For many students, some of the most memorable moments of the school day don't happen in the classroom—they happen around the table.
Whether it's Senior School boarding students gathering for Sunday dinner, Middle School students sharing lunch between classes, faculty catching up over a bowl of soup, or day students enjoying a meal with friends, Graves Dining Hall is one of the busiest gathering places on campus. It's where conversations continue beyond the classroom, friendships are strengthened, and community is built one meal at a time.
That everyday experience has now earned national recognition.
St. Michaels University School has been named a Best of SAGE honouree, an award presented annually by SAGE Dining Services to just top dining programs across North America that exemplify operational excellence and hospitality.
With hundreds of dining programs serving independent schools, colleges and universities, senior living communities and workplaces across North America, the Best of SAGE recognition celebrates teams that create exceptional dining experiences for the communities they serve. This year, the SMUS dining team was selected as one of only four honourees.
While the recognition comes from SAGE Dining Services, it reflects something members of the SMUS community experience every day.
From made-from-scratch meals and globally inspired menus to fresh ingredients and an ever-changing selection of options, the dining team works to create meals that are both nutritious and enjoyable. Menus are thoughtfully planned to accommodate allergies, dietary restrictions, cultural preferences and individual needs, ensuring every student feels welcomed and cared for.
For boarding students, that care extends far beyond nutrition. The dining hall is an important part of feeling at home.
"The staff (in Graves Hall) are really interested in ensuring that students are having a good experience when it comes to food," says Keith Driscoll, Director of Boarding and Student Life. "They're very responsive and professional and recognize that one size doesn't fit all. They do a good job of making it not be too routine."

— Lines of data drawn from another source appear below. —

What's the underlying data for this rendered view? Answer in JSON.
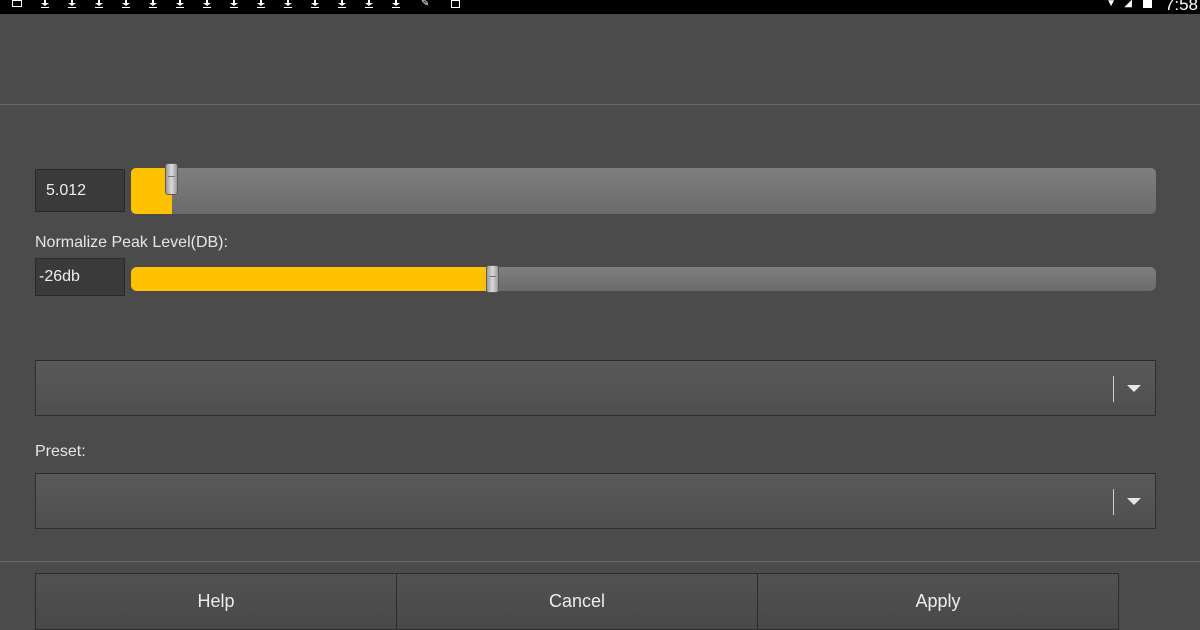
{
  "status_bar": {
    "time": "7:58",
    "icons": [
      "image-icon",
      "download-icon",
      "download-icon",
      "download-icon",
      "download-icon",
      "download-icon",
      "download-icon",
      "download-icon",
      "download-icon",
      "download-icon",
      "download-icon",
      "download-icon",
      "download-icon",
      "download-icon",
      "download-icon",
      "download-icon",
      "edit-icon",
      "file-icon",
      "wifi-icon",
      "signal-icon",
      "battery-icon"
    ]
  },
  "amplify": {
    "value": "5.012",
    "level": 0.04
  },
  "normalize": {
    "label": "Normalize Peak Level(DB):",
    "value": "-26db",
    "level": 0.353
  },
  "dropdown_1": {
    "selected": ""
  },
  "preset": {
    "label": "Preset:",
    "selected": ""
  },
  "buttons": {
    "help": "Help",
    "cancel": "Cancel",
    "apply": "Apply"
  },
  "colors": {
    "accent": "#ffc200",
    "background": "#4b4b4b"
  }
}
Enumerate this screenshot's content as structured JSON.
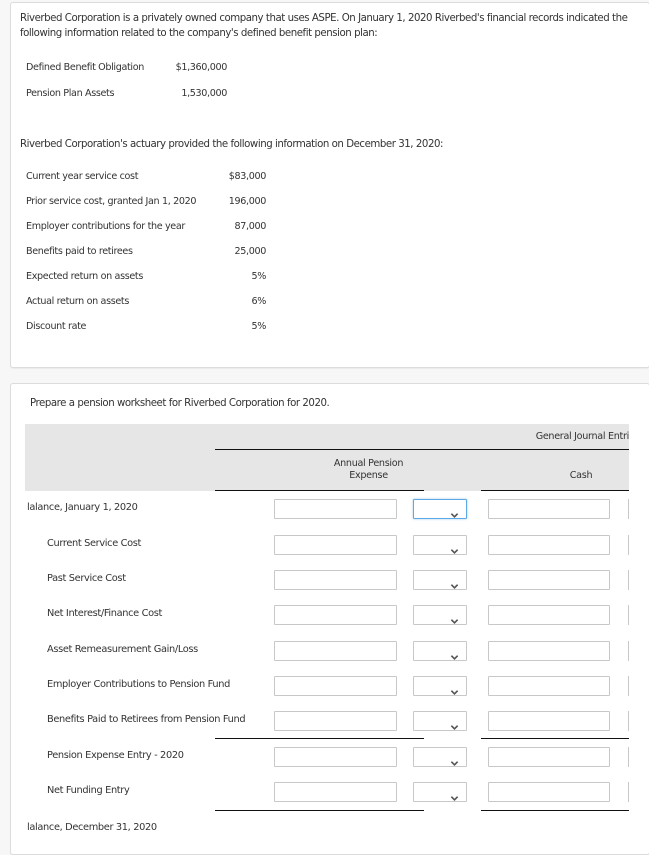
{
  "intro": {
    "paragraph": "Riverbed Corporation is a privately owned company that uses ASPE. On January 1, 2020 Riverbed's financial records indicated the following information related to the company's defined benefit pension plan:",
    "items": [
      {
        "label": "Defined Benefit Obligation",
        "value": "$1,360,000"
      },
      {
        "label": "Pension Plan Assets",
        "value": "1,530,000"
      }
    ],
    "actuary_paragraph": "Riverbed Corporation's actuary provided the following information on December 31, 2020:",
    "actuary_items": [
      {
        "label": "Current year service cost",
        "value": "$83,000"
      },
      {
        "label": "Prior service cost, granted Jan 1, 2020",
        "value": "196,000"
      },
      {
        "label": "Employer contributions for the year",
        "value": "87,000"
      },
      {
        "label": "Benefits paid to retirees",
        "value": "25,000"
      },
      {
        "label": "Expected return on assets",
        "value": "5%"
      },
      {
        "label": "Actual return on assets",
        "value": "6%"
      },
      {
        "label": "Discount rate",
        "value": "5%"
      }
    ]
  },
  "worksheet": {
    "instruction": "Prepare a pension worksheet for Riverbed Corporation for 2020.",
    "group_header": "General Journal Entri",
    "columns": [
      {
        "line1": "Annual Pension",
        "line2": "Expense"
      },
      {
        "line1": "",
        "line2": "Cash"
      }
    ],
    "rows": [
      {
        "label": "lalance, January 1, 2020",
        "indent": false,
        "has_inputs": true,
        "expense": "",
        "expense_dc": "",
        "cash": ""
      },
      {
        "label": "Current Service Cost",
        "indent": true,
        "has_inputs": true,
        "expense": "",
        "expense_dc": "",
        "cash": ""
      },
      {
        "label": "Past Service Cost",
        "indent": true,
        "has_inputs": true,
        "expense": "",
        "expense_dc": "",
        "cash": ""
      },
      {
        "label": "Net Interest/Finance Cost",
        "indent": true,
        "has_inputs": true,
        "expense": "",
        "expense_dc": "",
        "cash": ""
      },
      {
        "label": "Asset Remeasurement Gain/Loss",
        "indent": true,
        "has_inputs": true,
        "expense": "",
        "expense_dc": "",
        "cash": ""
      },
      {
        "label": "Employer Contributions to Pension Fund",
        "indent": true,
        "has_inputs": true,
        "expense": "",
        "expense_dc": "",
        "cash": ""
      },
      {
        "label": "Benefits Paid to Retirees from Pension Fund",
        "indent": true,
        "has_inputs": true,
        "expense": "",
        "expense_dc": "",
        "cash": ""
      },
      {
        "label": "Pension Expense Entry - 2020",
        "indent": true,
        "has_inputs": true,
        "expense": "",
        "expense_dc": "",
        "cash": ""
      },
      {
        "label": "Net Funding Entry",
        "indent": true,
        "has_inputs": true,
        "expense": "",
        "expense_dc": "",
        "cash": ""
      },
      {
        "label": "lalance, December 31, 2020",
        "indent": false,
        "has_inputs": false
      }
    ]
  }
}
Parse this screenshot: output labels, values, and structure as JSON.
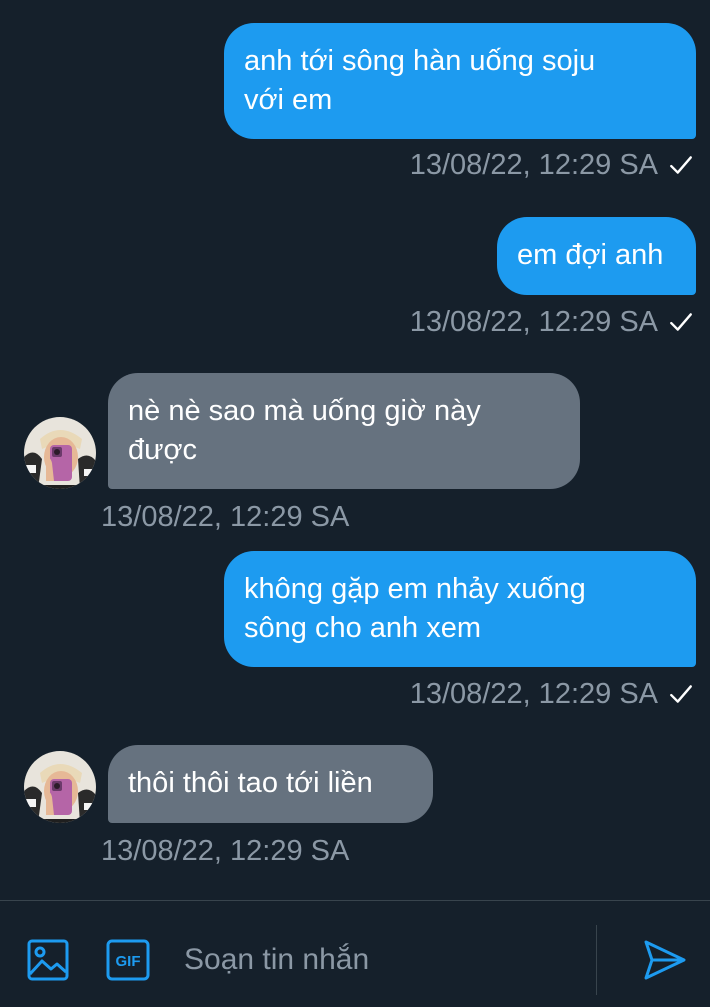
{
  "colors": {
    "background": "#15202b",
    "outgoing_bubble": "#1d9bf0",
    "incoming_bubble": "#66727f",
    "meta_text": "#8b98a5",
    "accent": "#1d9bf0"
  },
  "messages": [
    {
      "direction": "out",
      "text": "anh tới sông hàn uống soju\nvới em",
      "time": "13/08/22, 12:29 SA",
      "read_icon": "check-icon"
    },
    {
      "direction": "out",
      "text": "em đợi anh",
      "time": "13/08/22, 12:29 SA",
      "read_icon": "check-icon"
    },
    {
      "direction": "in",
      "text": "nè nè sao mà uống giờ này\nđược",
      "time": "13/08/22, 12:29 SA",
      "avatar": "avatar-icon"
    },
    {
      "direction": "out",
      "text": "không gặp em nhảy xuống\nsông cho anh xem",
      "time": "13/08/22, 12:29 SA",
      "read_icon": "check-icon"
    },
    {
      "direction": "in",
      "text": "thôi thôi tao tới liền",
      "time": "13/08/22, 12:29 SA",
      "avatar": "avatar-icon"
    }
  ],
  "composer": {
    "placeholder": "Soạn tin nhắn",
    "value": "",
    "image_icon": "image-icon",
    "gif_label": "GIF",
    "send_icon": "send-icon"
  }
}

That philosophy extends throughout the school community. The dining team gets to know students by name, welcomes feedback and continually adapts menus based on the interests and needs of the people they serve. They also play an important role in campus traditions, cultural celebrations, special events and community gatherings throughout the year.
Their impact doesn't end when the school year does.
Throughout the summer, Graves Hall welcomes many of campers attending SMUS summer programs. Whether visiting for a week-long day camp or living on campus as an overnight camper, many young people experience SMUS for the very first time around the dining table. For international campers especially, the dining experience often becomes an important part of feeling welcomed and connected to campus.
The Best of SAGE video highlights the close collaboration between the school's boarding and dining teams, but the recognition reflects something even broader: a shared commitment to hospitality that touches every part of campus life.
Being named a Best of SAGE honouree is a wonderful acknowledgement of the people who make that happen every day. SMUS is grateful to the dedicated dining team, especially Chef John Waller and Manager Luke Taylor and their team, for the care, creativity and warmth they bring to the entire SMUS community.